Birleşen dava yönünden yapılan değerlendirmeye gelince; yukarıda tespit edildiği üzere taraflar arasındaki eser sözleşmesi niteliğindeki sözleşme, teslim tarihi ve üretilecek emtiaların niteliğinin belirlenmesi bakımından yazılı şekilde belirlenmemiş olup, ticari ilişki taraflar arasındaki yazışmalar ve sipariş formları üzerinden yürütülmüştür. Birleşen dava dilekçesinde açık şekilde belirtildiği üzere davalı taraf teslim edilen 24 adet emtiayı iddia edilen ayıp ve gecikme ile kabul etmiştir. Bunu yanı sıra, diğer emtialarında birleşen davada davacı tarafa usulüne uygun düzenlenmiş sevk irsaliyeleri ile teslim edildiği, buna ilişkin faturaların taraf defterlerinde kayıtlı olduğu, teslim sırasında ayıp veya gecikme nedeni ile davalının birleşen dava tarihine kadar herhangi bir çekince ileri sürmediği anlaşılmaktadır. TBK.’nın 477. Maddesi gereğince teslim alan işsahibi süresinde eseri gözden geçirmeyerek kabul ettiği ve ayıba ilişkin herhangi bir ihtar veya ihbarda bulunmadığı için eseri bulunduğu şekli ile kabul etmiş sayılmalıdır. Diğer yandan, teslim sırasında gecikmeden kaynaklı herhangi bir zararın ileri sürülerek buna ilişkin ihbar veya ihtarda bulunulmaması karşısında davacı gecikmeden kaynaklı herhangi bir zararı da talep edemez. Esasen, davacının talebi dava dışı ……… ile davalı arasındaki sözleşme ilişkisindeki geç teslimden kaynaklanmış olup, incelenen tutanaklarda yüklenicinin bu gecikmeden sorumlu olduğuna ilişkin herhangi bir tespitte bulunmamaktadır. Eldeki davada yüklenici klimaların sadece şaselerini imal etmiş olup, idarece düzenlenen tutanaklarda buna ilişkin herhangi bir ayıp tespiti de bulunmamaktadır. Bu durumda, birleşen davanın kanıtlanamadığı sonucuna varılarak birleşen davanın reddine ilişkin aşağıdaki hüküm kurulmuştur. ” gerekçesiyle karar verilmiştir.
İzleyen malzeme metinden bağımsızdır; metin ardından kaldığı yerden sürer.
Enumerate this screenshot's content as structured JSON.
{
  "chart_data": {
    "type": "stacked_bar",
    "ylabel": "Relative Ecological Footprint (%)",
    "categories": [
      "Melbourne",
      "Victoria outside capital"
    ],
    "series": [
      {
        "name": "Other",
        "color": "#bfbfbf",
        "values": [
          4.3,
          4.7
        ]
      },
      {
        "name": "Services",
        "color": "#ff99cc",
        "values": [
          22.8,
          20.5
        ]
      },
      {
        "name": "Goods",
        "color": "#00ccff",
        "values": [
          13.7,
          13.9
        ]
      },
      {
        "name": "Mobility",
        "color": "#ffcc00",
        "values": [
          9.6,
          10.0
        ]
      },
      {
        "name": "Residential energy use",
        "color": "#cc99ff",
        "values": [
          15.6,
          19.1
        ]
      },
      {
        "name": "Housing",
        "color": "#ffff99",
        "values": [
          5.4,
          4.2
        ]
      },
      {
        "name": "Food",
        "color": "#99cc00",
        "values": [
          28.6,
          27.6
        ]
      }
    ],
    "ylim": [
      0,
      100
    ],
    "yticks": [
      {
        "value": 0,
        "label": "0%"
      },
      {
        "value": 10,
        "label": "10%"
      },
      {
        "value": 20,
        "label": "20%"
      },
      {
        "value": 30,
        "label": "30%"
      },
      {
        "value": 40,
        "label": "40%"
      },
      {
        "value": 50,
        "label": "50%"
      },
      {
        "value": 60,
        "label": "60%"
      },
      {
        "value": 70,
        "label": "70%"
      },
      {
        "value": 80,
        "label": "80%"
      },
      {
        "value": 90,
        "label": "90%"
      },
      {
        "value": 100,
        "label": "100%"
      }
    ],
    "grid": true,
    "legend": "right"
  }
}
Mahkememizce verilen bu karar İstanbul Bölge Adliye Mahkemesinin …….. Hukuk Dairesinin …….. Esas ve …….. Karar sayılı ilamıyla; “Dosya kapsamına göre, mahkemece asıl davada yetkisiz icra dairesindeki itiraz üzerine itirazın iptaline yönelik dava açıldığı, yetkili icra dairesinde ise takibin şeklen kesinleştiği, bu sebeple mahkemece asıl davada davanın usulden reddine karar verildiği; birleşen dava yönünden ise dosya kapsamında alınan mali müşavir bilirkişi raporlarında taraf defterlerinin usulüne uygun olduğu, davalı defterlerine göre 18/01/2014 itibariyle davalının davacıya 173.202,90 TL borçlu göründüğü, davacı defterlerine göre de 18/01/2014 itibariyle davacının davalıdan 173.202,90 TL alacaklı olduğunun belirtildiği anlaşılmaktadır. Birleşen davada davacı taraf eserin geç teslim edildiğini, bu nedenle iş sahibi idarece kendilerine ceza kesildiğini ve cezanın idareye ödendiğini ileri sürerek ödenen cezanın ve kur farkı alacağının davalı yükleniciden tahsilini istemiştir. Mahkemece, yüklenicinin üretimini yaptığı imalatlar ve birleşen davadaki davacı talepleri konusunda uzman bilirkişi kurulu oluşturularak, taraf delilleri ve dosya kapsamındaki tüm belgeler değerlendirilip, birleşen davada teslimde gecikme olup olmadığı, varsa kimden ve neden kaynaklandığı, bu gecikmenin kur farkı oluşturup oluşturmadığı hususları üzerinde durulup, davacının gecikme ve kur farkına ilişkin talepleri konusunda ayrıntılı, gerekçeli ve denetlenebilir bilirkişi raporu alınarak, oluşacak uygun sonuç dairesinde bir karar verilmesi gerekirken, yalnızca tarafların ticari defterleri incelenip, teknik bilirkişi incelemesi yaptırılmaksızın yazılı şekilde karar verilmesi doğru olmamıştır.” gerekçesiyle birleşen Sakarya Asliye Hukuk Mahkemesi dosyası yönünden hükmün kaldırılmasına karar verilmiştir.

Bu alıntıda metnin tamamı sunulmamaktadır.